Porque nada de lo que el mundo ofrece viene del Padre, sino del mundo mismo. Y esto es lo que el mundo ofrece: los malos deseos de la naturaleza humana, el deseo de poseer lo que agrada a los ojos y el orgullo de las riquezas. (1 Juan 2:16)

El mundo, ese sistema económico, cultural, política y social en el que nos movemos y en el que hemos sido enviados. Ese sistema que nos trata de colonizar culturalmente y nos seduce ofreciendo lo que no puede dar. Son tres las ofertas que nos hace:

La primera, animarnos a que demos rienda suelta a nuestros instintos y deseo. El mensaje es que hemos de ser auténticos, nosotros mismos, lo que el cuerpo quiere es legítimo y hemos de ser libres para vivirlo.

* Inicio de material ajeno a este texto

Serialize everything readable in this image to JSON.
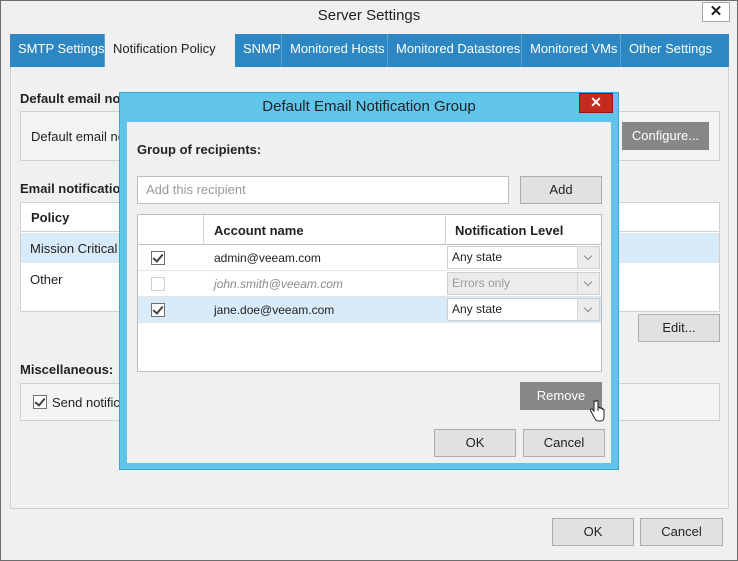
{
  "window": {
    "title": "Server Settings",
    "close_glyph": "✕"
  },
  "tabs": [
    {
      "label": "SMTP Settings"
    },
    {
      "label": "Notification Policy"
    },
    {
      "label": "SNMP"
    },
    {
      "label": "Monitored Hosts"
    },
    {
      "label": "Monitored Datastores"
    },
    {
      "label": "Monitored VMs"
    },
    {
      "label": "Other Settings"
    }
  ],
  "default_email": {
    "heading": "Default email no",
    "field_label": "Default email no",
    "configure_button": "Configure..."
  },
  "policies": {
    "heading": "Email notification",
    "column_policy": "Policy",
    "rows": [
      {
        "label": "Mission Critical"
      },
      {
        "label": "Other"
      }
    ],
    "edit_button": "Edit..."
  },
  "misc": {
    "heading": "Miscellaneous:",
    "checkbox_label": "Send notifica"
  },
  "footer": {
    "ok": "OK",
    "cancel": "Cancel"
  },
  "dialog": {
    "title": "Default Email Notification Group",
    "close_glyph": "✕",
    "group_label": "Group of recipients:",
    "recipient_placeholder": "Add this recipient",
    "add_button": "Add",
    "columns": {
      "account": "Account name",
      "level": "Notification Level"
    },
    "recipients": [
      {
        "account": "admin@veeam.com",
        "level": "Any state",
        "checked": true,
        "enabled": true
      },
      {
        "account": "john.smith@veeam.com",
        "level": "Errors only",
        "checked": false,
        "enabled": false
      },
      {
        "account": "jane.doe@veeam.com",
        "level": "Any state",
        "checked": true,
        "enabled": true
      }
    ],
    "remove_button": "Remove",
    "ok_button": "OK",
    "cancel_button": "Cancel"
  },
  "icons": {
    "cursor": "hand-pointer-icon",
    "dropdown": "chevron-down-icon",
    "close": "close-icon"
  }
}
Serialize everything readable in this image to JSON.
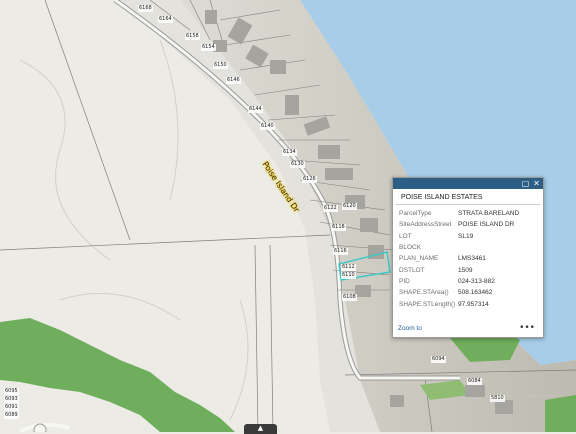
{
  "map": {
    "road_name": "Poise Island Dr",
    "lot_labels_road": [
      "6168",
      "6164",
      "6158",
      "6154",
      "6150",
      "6146",
      "6144",
      "6140",
      "6134",
      "6130",
      "6126",
      "6122",
      "6120",
      "6118",
      "6116",
      "6112",
      "6110",
      "6108"
    ],
    "lot_labels_bottom": [
      "6094",
      "6084",
      "5810",
      "6095",
      "6093",
      "6091",
      "6089"
    ],
    "colors": {
      "water": "#a7cde8",
      "land": "#ecebe6",
      "park": "#6fae5c",
      "selection": "#35c9c9",
      "popup_header": "#2c5e86"
    }
  },
  "popup": {
    "title": "POISE ISLAND ESTATES",
    "maximize_icon": "maximize-icon",
    "close_icon": "close-icon",
    "fields": [
      {
        "key": "ParcelType",
        "value": "STRATA BARELAND"
      },
      {
        "key": "SiteAddressStreet",
        "value": "POISE ISLAND DR"
      },
      {
        "key": "LOT",
        "value": "SL19"
      },
      {
        "key": "BLOCK",
        "value": ""
      },
      {
        "key": "PLAN_NAME",
        "value": "LMS3461"
      },
      {
        "key": "DSTLOT",
        "value": "1509"
      },
      {
        "key": "PID",
        "value": "024-313-882"
      },
      {
        "key": "SHAPE.STArea()",
        "value": "508.163462"
      },
      {
        "key": "SHAPE.STLength()",
        "value": "97.957314"
      }
    ],
    "zoom_label": "Zoom to",
    "more_label": "•••"
  },
  "bottom_handle": "▲"
}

La segunda, instalar en nuestras mentes la mentira de que seremos ¡finalmente! felices tan sólo si... tenemos esa experiencia, poseemos ese objeto, conseguimos ese sueño, etc., etc. Eclesiastés, por el contrario, nos dice que nunca se cansa el ojo de ver ni el oído de oír. Nunca es suficiente para el que carece de contentamiento.

La tercera, la necesidad de reconocimiento, de prestigio, de estatus y de relevancia en los ámbitos en los que nos movemos. La necesidad de que los otros -no Dios- sean quienes nos otorguen dignidad como seres humanos.

Nos creemos esas mentiras y vamos tras ellas para construir un proyecto de vida olvidándonos de los principios que el Señor nos ofrece para ello.